Une série de questions a été posée au Comité consultatif de bioéthique: faut-il créer des "mouroirs" pour les personnes en fin de vie? Faut-il forcer les hôpitaux à autoriser des euthanasies? Etc.
La ministre fédérale de la Santé et le ministre flamand de la Santé publique avaient demandé l’avis du Comité de bioéthique pour savoir si un hôpital (ou une maison de soins) pouvaient interdire la pratique de l’euthanasie dans ses murs.
La liberté des hôpitaux remise en cause?
Le secteur des soins de santé est en effet très attaché à la clause de conscience, en particulier dans les hôpitaux catholiques. Mais la clause de conscience ne peut pas être restreinte à de simples individus. Des hôpitaux et maisons de soins demandent donc la possibilité d’instaurer une sorte de "clause de conscience collective".

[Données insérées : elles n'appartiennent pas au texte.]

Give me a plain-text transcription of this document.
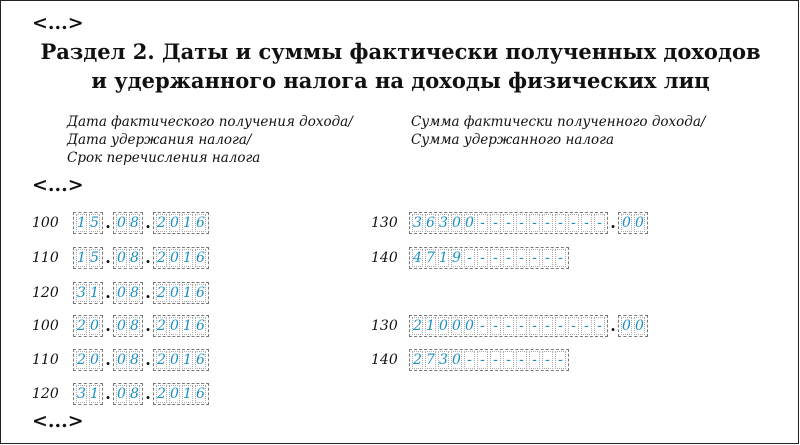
<...>
Раздел 2. Даты и суммы фактически полученных доходов
и удержанного налога на доходы физических лиц
Дата фактического получения дохода/
Дата удержания налога/
Срок перечисления налога
Сумма фактически полученного дохода/
Сумма удержанного налога
<...>
100 1 5 . 0 8 . 2 0 1 6	130 3 6 3 0 0 - - - - - - - - - - . 0 0
110 1 5 . 0 8 . 2 0 1 6	140 4 7 1 9 - - - - - - - -
120 3 1 . 0 8 . 2 0 1 6
100 2 0 . 0 8 . 2 0 1 6	130 2 1 0 0 0 - - - - - - - - - - . 0 0
110 2 0 . 0 8 . 2 0 1 6	140 2 7 3 0 - - - - - - - -
120 3 1 . 0 8 . 2 0 1 6
<...>
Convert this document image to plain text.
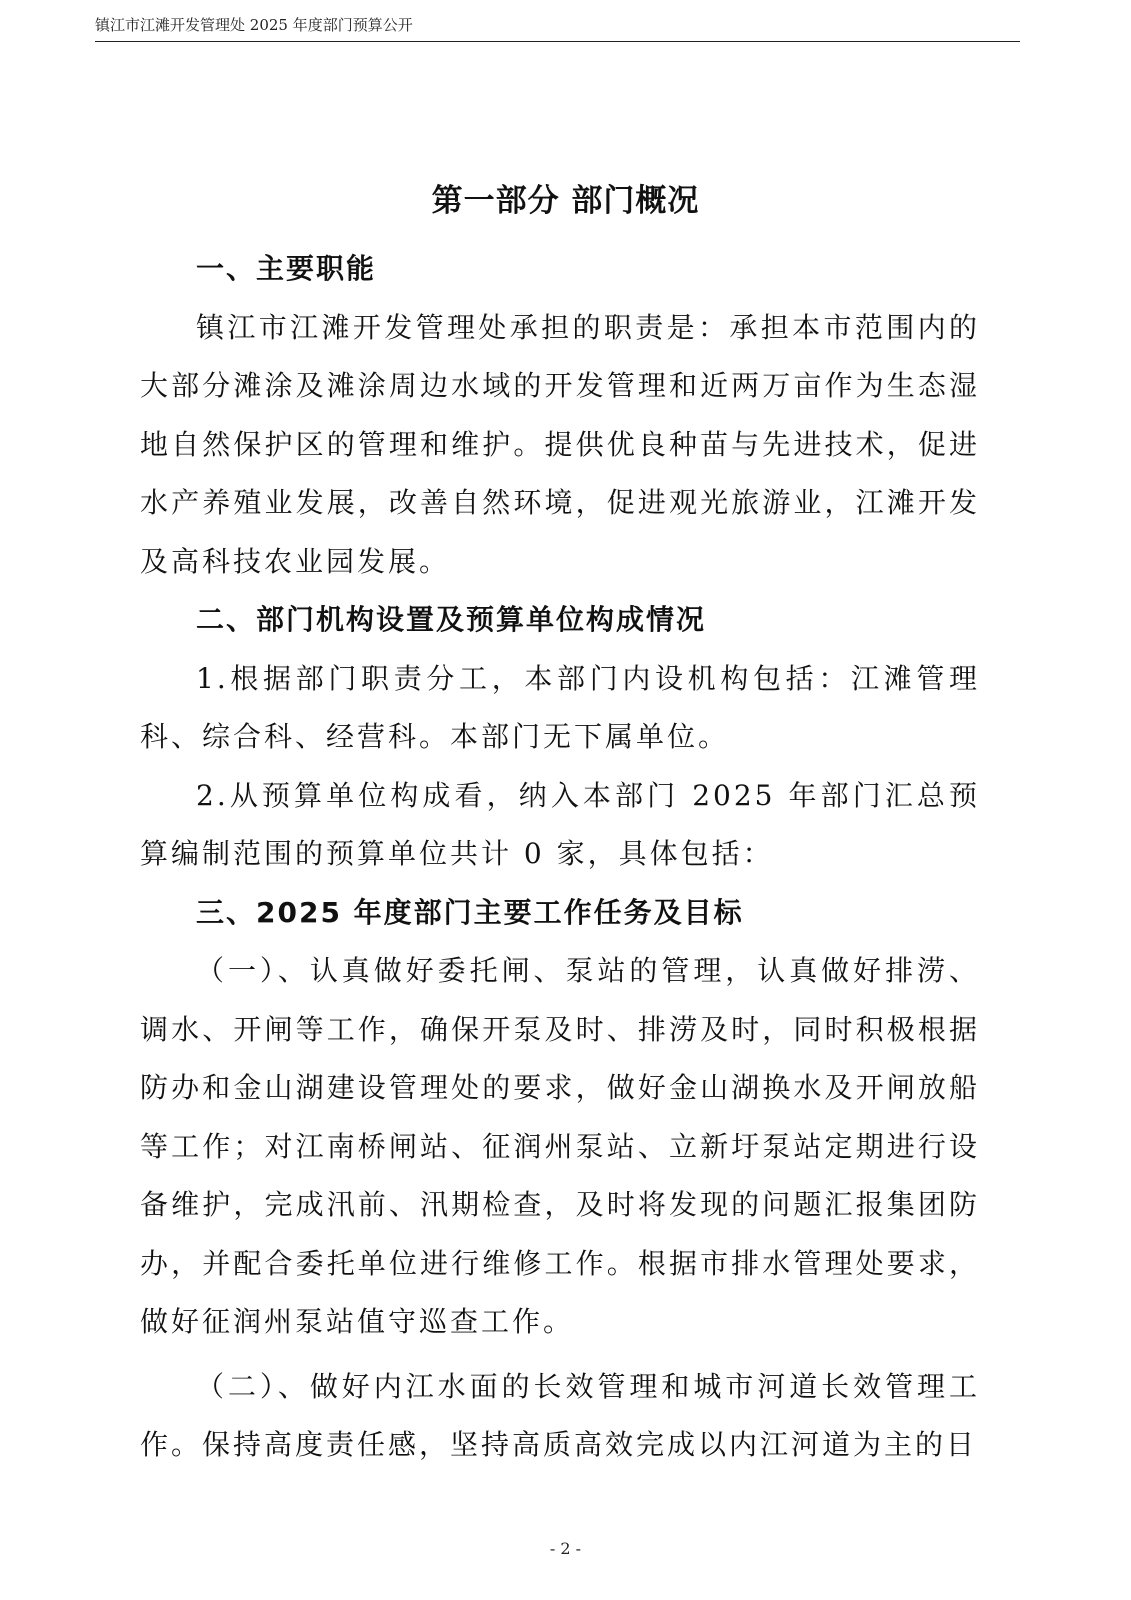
镇江市江滩开发管理处 2025 年度部门预算公开
第一部分 部门概况
一、主要职能

镇江市江滩开发管理处承担的职责是：承担本市范围内的大部分滩涂及滩涂周边水域的开发管理和近两万亩作为生态湿地自然保护区的管理和维护。提供优良种苗与先进技术，促进水产养殖业发展，改善自然环境，促进观光旅游业，江滩开发及高科技农业园发展。

二、部门机构设置及预算单位构成情况

1.根据部门职责分工，本部门内设机构包括：江滩管理科、综合科、经营科。本部门无下属单位。

2.从预算单位构成看，纳入本部门 2025 年部门汇总预算编制范围的预算单位共计 0 家，具体包括：

三、2025 年度部门主要工作任务及目标

（一）、认真做好委托闸、泵站的管理，认真做好排涝、调水、开闸等工作，确保开泵及时、排涝及时，同时积极根据防办和金山湖建设管理处的要求，做好金山湖换水及开闸放船等工作；对江南桥闸站、征润州泵站、立新圩泵站定期进行设备维护，完成汛前、汛期检查，及时将发现的问题汇报集团防办，并配合委托单位进行维修工作。根据市排水管理处要求，做好征润州泵站值守巡查工作。

（二）、做好内江水面的长效管理和城市河道长效管理工作。保持高度责任感，坚持高质高效完成以内江河道为主的日

- 2 -
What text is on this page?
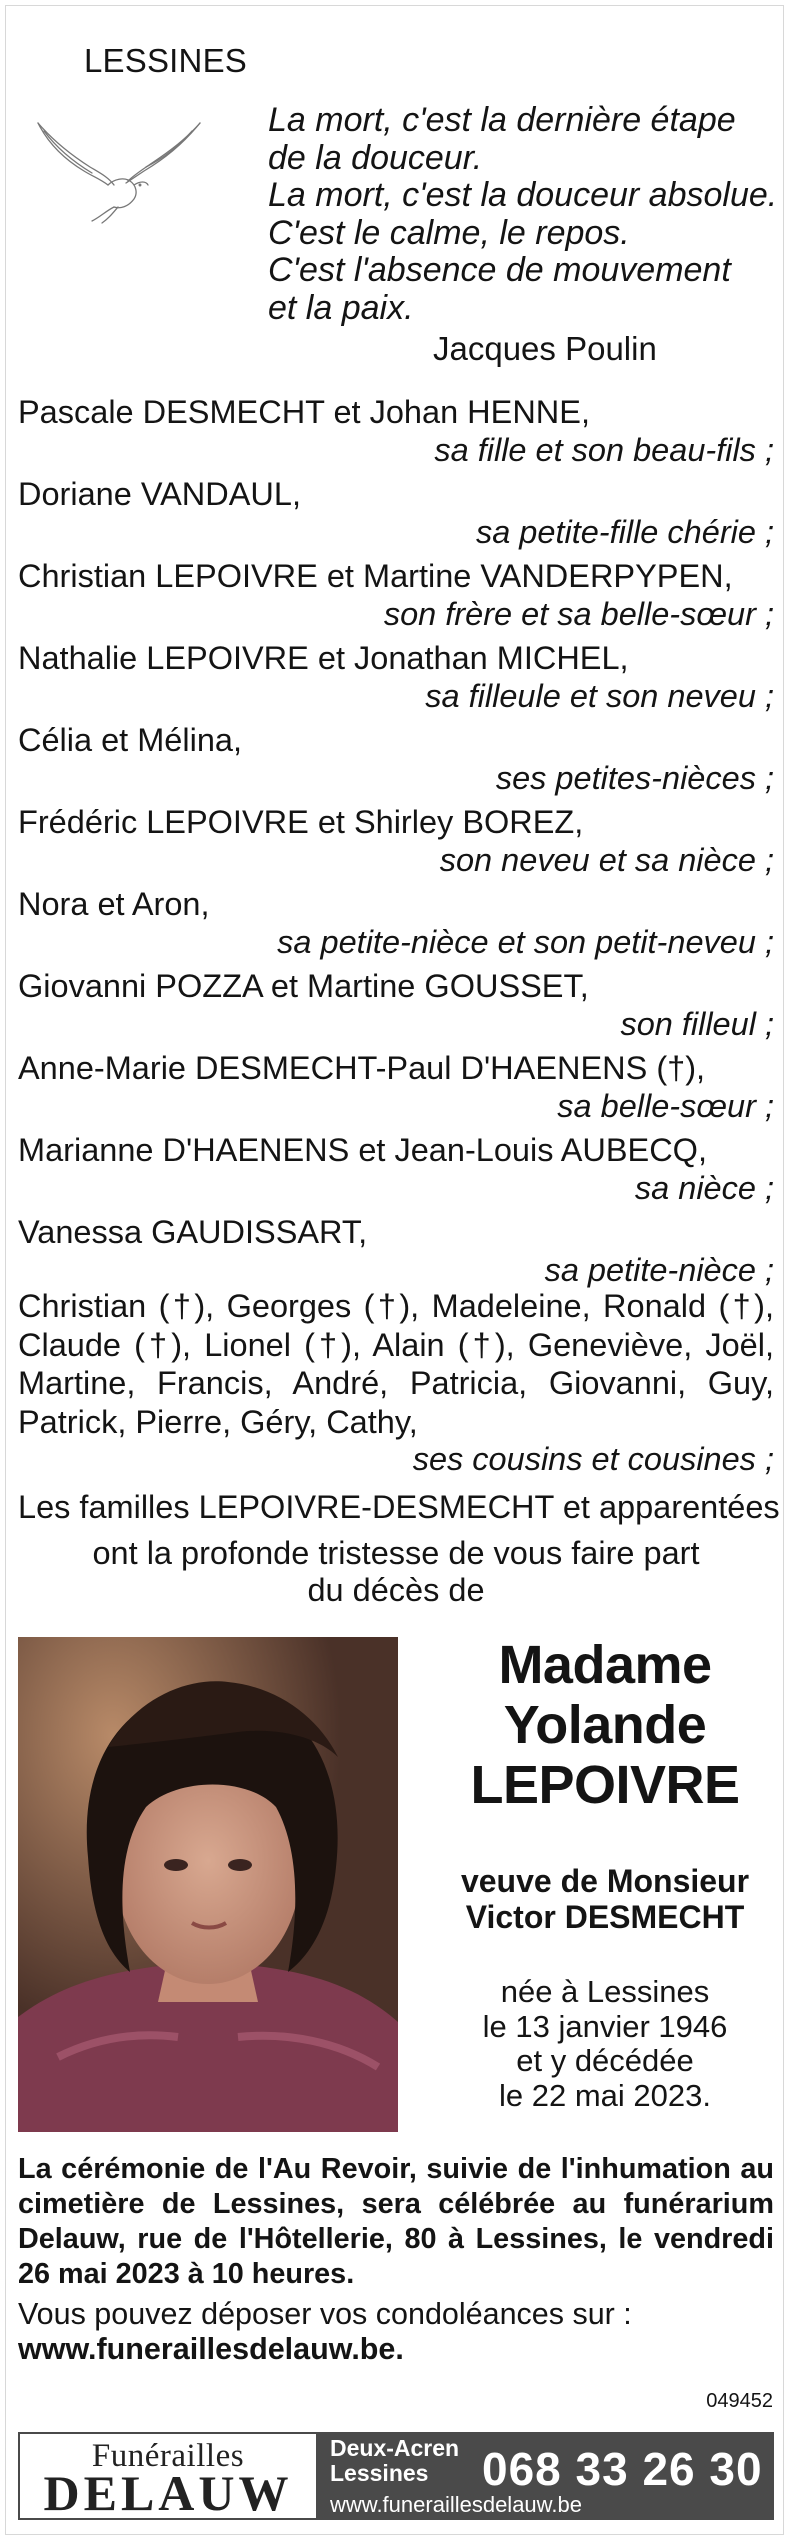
LESSINES
La mort, c'est la dernière étape
de la douceur.
La mort, c'est la douceur absolue.
C'est le calme, le repos.
C'est l'absence de mouvement
et la paix.
Jacques Poulin
Pascale DESMECHT et Johan HENNE,
sa fille et son beau-fils ;
Doriane VANDAUL,
sa petite-fille chérie ;
Christian LEPOIVRE et Martine VANDERPYPEN,
son frère et sa belle-sœur ;
Nathalie LEPOIVRE et Jonathan MICHEL,
sa filleule et son neveu ;
Célia et Mélina,
ses petites-nièces ;
Frédéric LEPOIVRE et Shirley BOREZ,
son neveu et sa nièce ;
Nora et Aron,
sa petite-nièce et son petit-neveu ;
Giovanni POZZA et Martine GOUSSET,
son filleul ;
Anne-Marie DESMECHT-Paul D'HAENENS (†),
sa belle-sœur ;
Marianne D'HAENENS et Jean-Louis AUBECQ,
sa nièce ;
Vanessa GAUDISSART,
sa petite-nièce ;
Christian (†), Georges (†), Madeleine, Ronald (†), Claude (†), Lionel (†), Alain (†), Geneviève, Joël, Martine, Francis, André, Patricia, Giovanni, Guy, Patrick, Pierre, Géry, Cathy,
ses cousins et cousines ;
Les familles LEPOIVRE-DESMECHT et apparentées
ont la profonde tristesse de vous faire part
du décès de
Madame
Yolande
LEPOIVRE
veuve de Monsieur
Victor DESMECHT
née à Lessines
le 13 janvier 1946
et y décédée
le 22 mai 2023.
La cérémonie de l'Au Revoir, suivie de l'inhumation au cimetière de Lessines, sera célébrée au funérarium Delauw, rue de l'Hôtellerie, 80 à Lessines, le vendredi 26 mai 2023 à 10 heures.
Vous pouvez déposer vos condoléances sur :
www.funeraillesdelauw.be.
049452
Funérailles
DELAUW
Deux-Acren
Lessines
www.funeraillesdelauw.be
068 33 26 30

Signalons que cette possibilité est déjà reconnue par la Cour européenne des Droits de l’Homme. La CEDH reconnaît des "entreprises de tendances", soit des organismes qui assument pleinement leurs références à des convictions philosophiques ou religieuses. Dans ces entreprises, les employés doivent exercer leurs fonctions en toute loyauté par rapport à l’éthique de l’organisation. La jurisprudence est très claire: l’éthique de l’organisation peut s’imposer à tous ses employés. Une jurisprudence qui mécontente fortement les défenseurs de l’euthanasie, qui voudraient interdire la liberté de conscience pour les hôpitaux. Le sénateur socialiste Philippe Mahoux s’est déjà exprimé en ce sens.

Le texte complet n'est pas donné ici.